Accuracy is a prerequisite for modern manufacture, and length metrology (also commonly referred to as dimensional or geometrical metrology) is the tool to control accuracy. Length measurements must always refer to 20 °C, zero force and 50 %RH (in case of polymer parts). Polymers are relatively less stable materials as compared to metals and ambient conditions highly affect their dimensions and hence polymer parts show shrinkage and creep behavior at room temperature due to their low melting point and weak atomic bonding compared to metals.

Consequently, the traditional method of dimensional validation of polymer parts with micrometer level accuracy is performed by measurement of the so-called reference dimension in a laboratory with controlled environment long time after production because the parts need time to “settle” (which for some polymer materials takes weeks).

However, in the manufacturing industry there is an increasing push for measurements being performed already soon after production in a non-controlled environment in order to reduce the waiting time for quality control and the cost for equipment in a control laboratory, - but without compromising the level of accuracy.

The target of the present PhD study is thus to provide a procedure to measure the dimension of specific polymer parts in the production with an uncertainty less than 10 μm. This is done by firstly classifying the influencing parameters on dimension of polymer parts and not surprisingly the performed literature review shows that temperature, moisture, shrinkage and probe force are the main factors affecting dimensions and consequently also the uncertainty of the measurements.

The relation between dimension and temperature is described by the Thermal Expansion Coefficient (CTE). The wide range of the CTE values often encountered in polymer manufacturers’ datasheets as well as the 3D nature of the temperature field in the part right after production leads to an increase in the uncertainty beyond the above mentioned aimed value of 10 μm.

This means that simple 1D based compensation for the thermal effect on dimension is typically not possible in a real production environment. Depending on the case at hand, the actual 3D temperature field in production must be reconstructed based on a very limited number of temperature measurements at the surface of the part and subsequently be used in a 3D thermomechanical calculation of the dimensional changes when cooling the part down to the reference state of a uniform temperature field of 20 °C.

This however calls for relatively heavy 3D FE-analyses, which make this procedure not suited for in-line corrections in production. If however a number of these 3D FE analyses are made a priori with proper variations of boundary conditions, simple correction formulae suitable for in-line corrections can be constructed.

Two examples of this procedure are presented in the thesis. In the first, a steel gauge block is measured (a limited number of temperatures at the surface and one measurement of the length) and it turns out that this case is quite close to 1D such that the classical compensation procedure yields almost the same accuracy as the 3D thermomechanical analysis.

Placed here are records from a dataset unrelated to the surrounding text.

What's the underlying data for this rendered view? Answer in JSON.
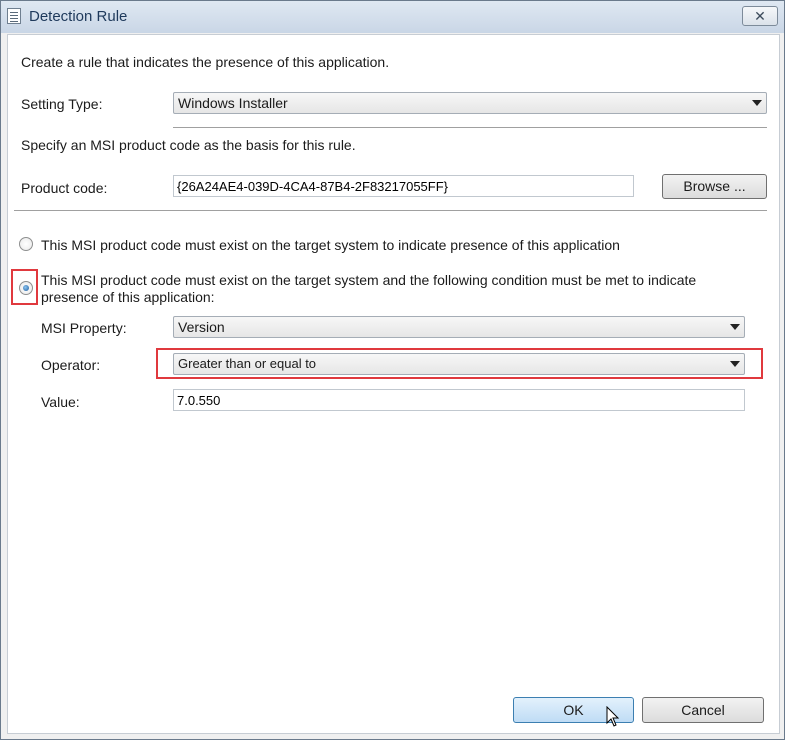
{
  "window": {
    "title": "Detection Rule",
    "close_symbol": "✕"
  },
  "intro_text": "Create a rule that indicates the presence of this application.",
  "setting_type": {
    "label": "Setting Type:",
    "value": "Windows Installer"
  },
  "msi_section_text": "Specify an MSI product code as the basis for this rule.",
  "product_code": {
    "label": "Product code:",
    "value": "{26A24AE4-039D-4CA4-87B4-2F83217055FF}",
    "browse_label": "Browse ..."
  },
  "radio_options": [
    {
      "label": "This MSI product code must exist on the target system to indicate presence of this application",
      "selected": false
    },
    {
      "label_line1": "This MSI product code must exist on the target system and the following condition must be met to indicate",
      "label_line2": "presence of this application:",
      "selected": true
    }
  ],
  "condition": {
    "msi_property": {
      "label": "MSI Property:",
      "value": "Version"
    },
    "operator": {
      "label": "Operator:",
      "value": "Greater than or equal to"
    },
    "value": {
      "label": "Value:",
      "value": "7.0.550"
    }
  },
  "buttons": {
    "ok": "OK",
    "cancel": "Cancel"
  },
  "colors": {
    "highlight": "#e0393e",
    "title_text": "#1e395b"
  }
}
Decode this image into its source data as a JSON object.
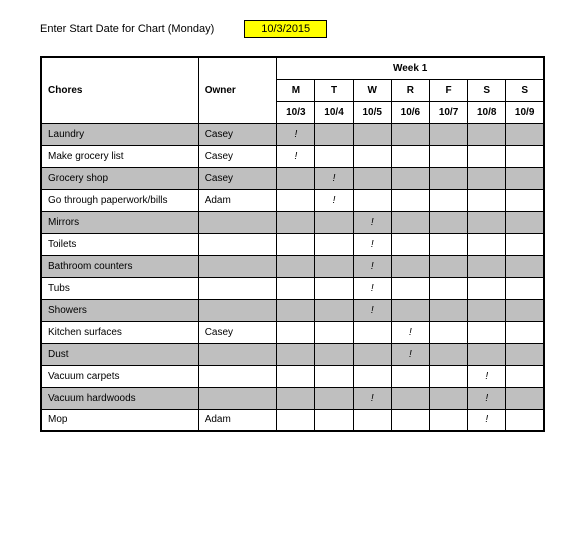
{
  "header": {
    "label": "Enter Start Date for Chart (Monday)",
    "date_value": "10/3/2015"
  },
  "table": {
    "chores_header": "Chores",
    "owner_header": "Owner",
    "week_header": "Week 1",
    "days": [
      "M",
      "T",
      "W",
      "R",
      "F",
      "S",
      "S"
    ],
    "dates": [
      "10/3",
      "10/4",
      "10/5",
      "10/6",
      "10/7",
      "10/8",
      "10/9"
    ],
    "rows": [
      {
        "chore": "Laundry",
        "owner": "Casey",
        "cells": [
          "!",
          "",
          "",
          "",
          "",
          "",
          ""
        ],
        "shaded": true
      },
      {
        "chore": "Make grocery list",
        "owner": "Casey",
        "cells": [
          "!",
          "",
          "",
          "",
          "",
          "",
          ""
        ],
        "shaded": false
      },
      {
        "chore": "Grocery shop",
        "owner": "Casey",
        "cells": [
          "",
          "!",
          "",
          "",
          "",
          "",
          ""
        ],
        "shaded": true
      },
      {
        "chore": "Go through paperwork/bills",
        "owner": "Adam",
        "cells": [
          "",
          "!",
          "",
          "",
          "",
          "",
          ""
        ],
        "shaded": false
      },
      {
        "chore": "Mirrors",
        "owner": "",
        "cells": [
          "",
          "",
          "!",
          "",
          "",
          "",
          ""
        ],
        "shaded": true
      },
      {
        "chore": "Toilets",
        "owner": "",
        "cells": [
          "",
          "",
          "!",
          "",
          "",
          "",
          ""
        ],
        "shaded": false
      },
      {
        "chore": "Bathroom counters",
        "owner": "",
        "cells": [
          "",
          "",
          "!",
          "",
          "",
          "",
          ""
        ],
        "shaded": true
      },
      {
        "chore": "Tubs",
        "owner": "",
        "cells": [
          "",
          "",
          "!",
          "",
          "",
          "",
          ""
        ],
        "shaded": false
      },
      {
        "chore": "Showers",
        "owner": "",
        "cells": [
          "",
          "",
          "!",
          "",
          "",
          "",
          ""
        ],
        "shaded": true
      },
      {
        "chore": "Kitchen surfaces",
        "owner": "Casey",
        "cells": [
          "",
          "",
          "",
          "!",
          "",
          "",
          ""
        ],
        "shaded": false
      },
      {
        "chore": "Dust",
        "owner": "",
        "cells": [
          "",
          "",
          "",
          "!",
          "",
          "",
          ""
        ],
        "shaded": true
      },
      {
        "chore": "Vacuum carpets",
        "owner": "",
        "cells": [
          "",
          "",
          "",
          "",
          "",
          "!",
          ""
        ],
        "shaded": false
      },
      {
        "chore": "Vacuum hardwoods",
        "owner": "",
        "cells": [
          "",
          "",
          "!",
          "",
          "",
          "!",
          ""
        ],
        "shaded": true
      },
      {
        "chore": "Mop",
        "owner": "Adam",
        "cells": [
          "",
          "",
          "",
          "",
          "",
          "!",
          ""
        ],
        "shaded": false
      }
    ]
  }
}
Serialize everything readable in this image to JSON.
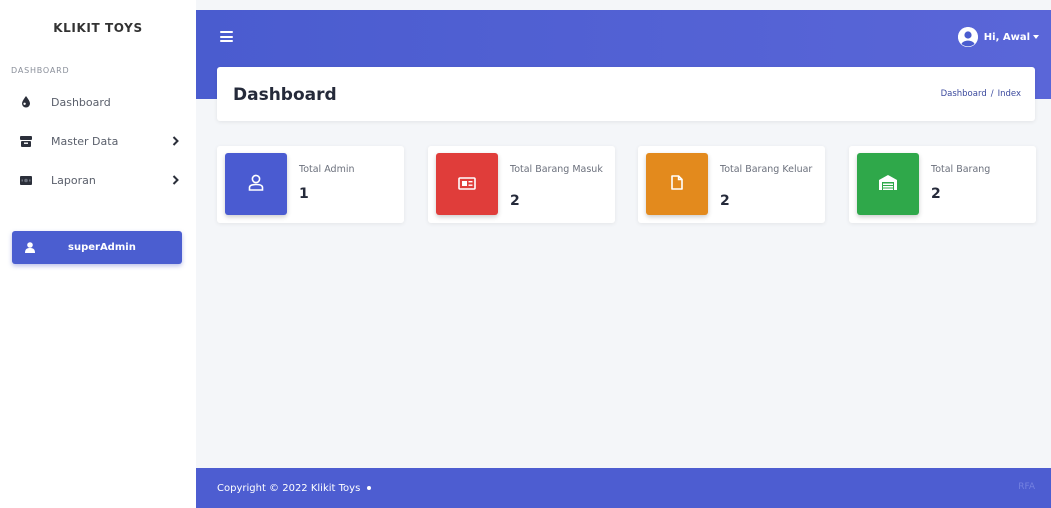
{
  "sidebar": {
    "brand": "KLIKIT TOYS",
    "heading": "DASHBOARD",
    "items": [
      {
        "label": "Dashboard",
        "icon": "droplet-icon",
        "has_submenu": false
      },
      {
        "label": "Master Data",
        "icon": "box-icon",
        "has_submenu": true
      },
      {
        "label": "Laporan",
        "icon": "money-icon",
        "has_submenu": true
      }
    ],
    "user_box": {
      "label": "superAdmin",
      "icon": "user-icon"
    }
  },
  "topbar": {
    "greeting": "Hi, Awal"
  },
  "page": {
    "title": "Dashboard",
    "breadcrumb": [
      "Dashboard",
      "Index"
    ],
    "breadcrumb_separator": "/"
  },
  "stats": [
    {
      "label": "Total Admin",
      "value": "1",
      "color": "#4a5bd1",
      "icon": "user-outline-icon"
    },
    {
      "label": "Total Barang Masuk",
      "value": "2",
      "color": "#e03d3a",
      "icon": "newspaper-icon"
    },
    {
      "label": "Total Barang Keluar",
      "value": "2",
      "color": "#e38a1d",
      "icon": "file-icon"
    },
    {
      "label": "Total Barang",
      "value": "2",
      "color": "#2fa84a",
      "icon": "warehouse-icon"
    }
  ],
  "footer": {
    "copyright": "Copyright © 2022 Klikit Toys",
    "right_text": "RFA"
  },
  "colors": {
    "primary": "#4d5dd1",
    "background": "#f4f6f9"
  }
}
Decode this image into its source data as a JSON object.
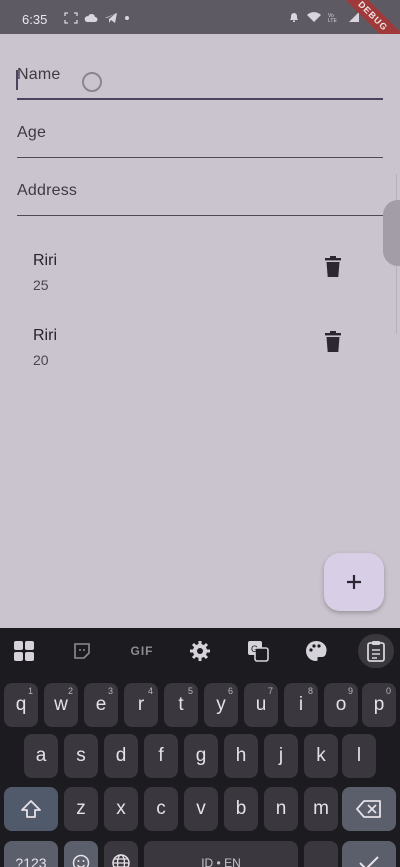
{
  "status": {
    "time": "6:35",
    "debug_label": "DEBUG"
  },
  "form": {
    "name_label": "Name",
    "age_label": "Age",
    "address_label": "Address"
  },
  "items": [
    {
      "name": "Riri",
      "age": "25"
    },
    {
      "name": "Riri",
      "age": "20"
    }
  ],
  "fab_icon": "add-icon",
  "keyboard": {
    "toolbar": [
      "apps-grid-icon",
      "sticker-icon",
      "GIF",
      "settings-gear-icon",
      "translate-icon",
      "palette-icon",
      "clipboard-icon"
    ],
    "gif_label": "GIF",
    "row1": [
      {
        "k": "q",
        "h": "1"
      },
      {
        "k": "w",
        "h": "2"
      },
      {
        "k": "e",
        "h": "3"
      },
      {
        "k": "r",
        "h": "4"
      },
      {
        "k": "t",
        "h": "5"
      },
      {
        "k": "y",
        "h": "6"
      },
      {
        "k": "u",
        "h": "7"
      },
      {
        "k": "i",
        "h": "8"
      },
      {
        "k": "o",
        "h": "9"
      },
      {
        "k": "p",
        "h": "0"
      }
    ],
    "row2": [
      "a",
      "s",
      "d",
      "f",
      "g",
      "h",
      "j",
      "k",
      "l"
    ],
    "row3": [
      "z",
      "x",
      "c",
      "v",
      "b",
      "n",
      "m"
    ],
    "symbols_label": "?123",
    "space_label": "ID • EN",
    "colors": {
      "background": "#1c1b1f",
      "key": "#3a383e",
      "special": "#5a5f6b"
    }
  }
}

In the second case, however, a LEGO brick is measured while sitting in a fixture and this case is by no means 1D so here the full-blown 3D thermomechanical analysis really shows its potential. Apart from the thermal effect, the dimension of the polymer part is also influenced by the variation in the relative humidity of the ambient.

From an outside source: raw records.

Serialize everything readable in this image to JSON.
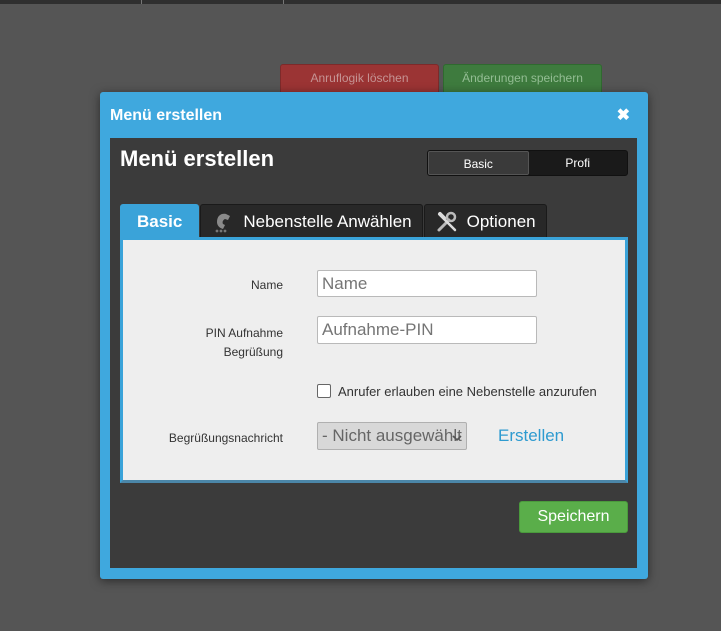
{
  "background": {
    "button_left_label": "Anruflogik löschen",
    "button_right_label": "Änderungen speichern"
  },
  "dialog": {
    "title": "Menü erstellen",
    "close_glyph": "✖",
    "heading": "Menü erstellen",
    "mode_switch": {
      "basic": "Basic",
      "profi": "Profi",
      "selected": "Profi"
    },
    "tabs": [
      {
        "label": "Basic",
        "active": true,
        "icon": ""
      },
      {
        "label": "Nebenstelle Anwählen",
        "active": false,
        "icon": "dial-icon"
      },
      {
        "label": "Optionen",
        "active": false,
        "icon": "tools-icon"
      }
    ],
    "form": {
      "name_label": "Name",
      "name_placeholder": "Name",
      "name_value": "",
      "pin_label_line1": "PIN Aufnahme",
      "pin_label_line2": "Begrüßung",
      "pin_placeholder": "Aufnahme-PIN",
      "pin_value": "",
      "allow_extension_label": "Anrufer erlauben eine Nebenstelle anzurufen",
      "allow_extension_checked": false,
      "greeting_label": "Begrüßungsnachricht",
      "greeting_selected": "- Nicht ausgewählt -",
      "create_link": "Erstellen"
    },
    "save_label": "Speichern"
  },
  "colors": {
    "accent": "#3fa8de",
    "save_green": "#5aae4a",
    "link_blue": "#2e9bd0"
  }
}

The water molecules diffuse to the molecular structure of the polymer and this disorders the atomic bonds and consequently exhibits an effect on physical properties and dimension. To quantify this, an experimental study was carried out to obtain the moisture expansion coefficient (CME) which (similarly to the CTE) provides a measure of the corresponding relative length variation due to change in concentration content.

The obtained values for the CME were then subsequently used in a numerical simulation of the effect of moisture on final dimensions. Moreover, as mentioned before the injection moulded polymer parts experience long-term shrinkage from the time of production and several weeks onwards. This phenomenon which most likely is attributed creep was described numerically by a simple Kelvin-Voigt model based on measurements over a period of 60 days from the time of production.

The measurement equipment (force probes) furthermore can deform the polymer part and hence influence the measured length - even though the forces are very small they still have to be considered since their contribution to the measured length might be comparable to the desired accuracy. Hence, classical Hertzian contact theory was used to suggest an analytical solution for the compensation of the effect of probe forces on dimension.

To support this, corresponding numerical modelling as well as experimental investigations were carried out. As a final part of the PhD project and to make the picture complete, the thermal stability of tools used in e. g. injection moulding or subsequent machining of metallic parts was analyzed and a model for predicting and visualizing the various heat fluxes in an applied tool was proposed.

The developed simple expression for compensating for all the effects combined was finally applied to two cases in order to predict the reference dimension for final validation: 1) Measurement of polymer parts 4 days after production and 2) Measurement of polymer parts right after production. The results showed that the proposed Dynamic Length Metrology (DLM) algorithm was capable of predicting the reference dimension with an expanded uncertainty of 10 μm.